I don’t care who some expert system thinks I “write like.”
My style comes from all those years of reading people like Herman Wouk, Saul Bellow (the early work–Henderson the Rain King, Adventures of Augie Marsh), even Allen Drury (Advise and Consent, followed by many book-length rants). And reading the classics. And reading Donald E. Westlake, Harlan Ellison, Robert Heinlein, Zilpha Keatley Snyder, C. S. Lewis, J. R. R. Tolkien, and Mark Twain. I do tend to write for the inveterate reader rather than the new crowd of readers (the ones who seem to want a screenplay written down with no internal monologue at all), but that comes out of enjoying that sort of book myself. I like character-driven works that may not be page-turners for the rest of the world. I also appreciate densely plotted works that bring it all to a satisfying conclusion.

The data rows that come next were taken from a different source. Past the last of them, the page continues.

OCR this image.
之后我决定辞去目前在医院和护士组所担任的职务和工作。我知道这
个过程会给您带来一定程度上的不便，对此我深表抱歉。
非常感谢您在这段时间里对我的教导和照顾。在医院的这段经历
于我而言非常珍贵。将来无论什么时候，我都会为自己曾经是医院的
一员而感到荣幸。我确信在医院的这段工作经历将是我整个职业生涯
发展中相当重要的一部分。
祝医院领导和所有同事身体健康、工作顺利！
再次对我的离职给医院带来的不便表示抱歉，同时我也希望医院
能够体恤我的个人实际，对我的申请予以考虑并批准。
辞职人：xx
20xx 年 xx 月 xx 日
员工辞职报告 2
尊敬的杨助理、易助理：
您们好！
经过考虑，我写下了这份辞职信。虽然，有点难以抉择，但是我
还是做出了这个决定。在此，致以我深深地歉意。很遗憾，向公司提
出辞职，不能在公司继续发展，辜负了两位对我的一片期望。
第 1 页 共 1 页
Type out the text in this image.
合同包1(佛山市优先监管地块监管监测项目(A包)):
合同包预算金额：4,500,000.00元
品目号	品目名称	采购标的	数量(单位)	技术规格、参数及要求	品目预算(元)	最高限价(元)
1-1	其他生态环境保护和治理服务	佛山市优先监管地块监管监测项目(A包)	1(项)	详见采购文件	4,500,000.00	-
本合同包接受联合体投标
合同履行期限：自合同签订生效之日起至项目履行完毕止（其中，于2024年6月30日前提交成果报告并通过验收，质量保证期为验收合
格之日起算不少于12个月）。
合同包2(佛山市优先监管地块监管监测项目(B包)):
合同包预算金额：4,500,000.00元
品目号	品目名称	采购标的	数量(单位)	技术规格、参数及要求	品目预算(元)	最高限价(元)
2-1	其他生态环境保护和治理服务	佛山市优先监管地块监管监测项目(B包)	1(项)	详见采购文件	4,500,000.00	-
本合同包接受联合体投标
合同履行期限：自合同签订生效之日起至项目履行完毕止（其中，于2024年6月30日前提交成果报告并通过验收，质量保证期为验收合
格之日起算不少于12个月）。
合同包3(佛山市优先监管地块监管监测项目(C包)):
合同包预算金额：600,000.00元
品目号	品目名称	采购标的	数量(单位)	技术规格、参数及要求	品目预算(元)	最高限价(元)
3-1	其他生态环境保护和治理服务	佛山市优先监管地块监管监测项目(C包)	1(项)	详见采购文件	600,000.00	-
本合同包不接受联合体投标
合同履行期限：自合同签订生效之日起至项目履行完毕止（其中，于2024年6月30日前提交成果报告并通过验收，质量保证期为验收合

But the expert system that analyzes your style . . . well, I don’t give it a lot of credit. It’s an expert system because it uses heuristics to match your word length, sentence length, sentence structure, punctuation choices, word choice (diction), and so forth to the models someone built of Henry James, Shakespeare, and all those greats. When I worked at the big E, I helped to code and implement a rudimentary expert system. They’re only as good as the rules they’re kicked off with and the resulting rules they build. That’s one reason I wanted to use one in SONG. I could have rules that seemed OK on the surface but that caused side effects that snowballed. They’re not like a conscious mind that can catch those side effects and realize what they’ve done. I suppose the AI people are working towards that, but I doubt they’re very close yet.
So. I write like Benchley, Thurber, Wouk, and “Laura Lee Hope” . . . but so what?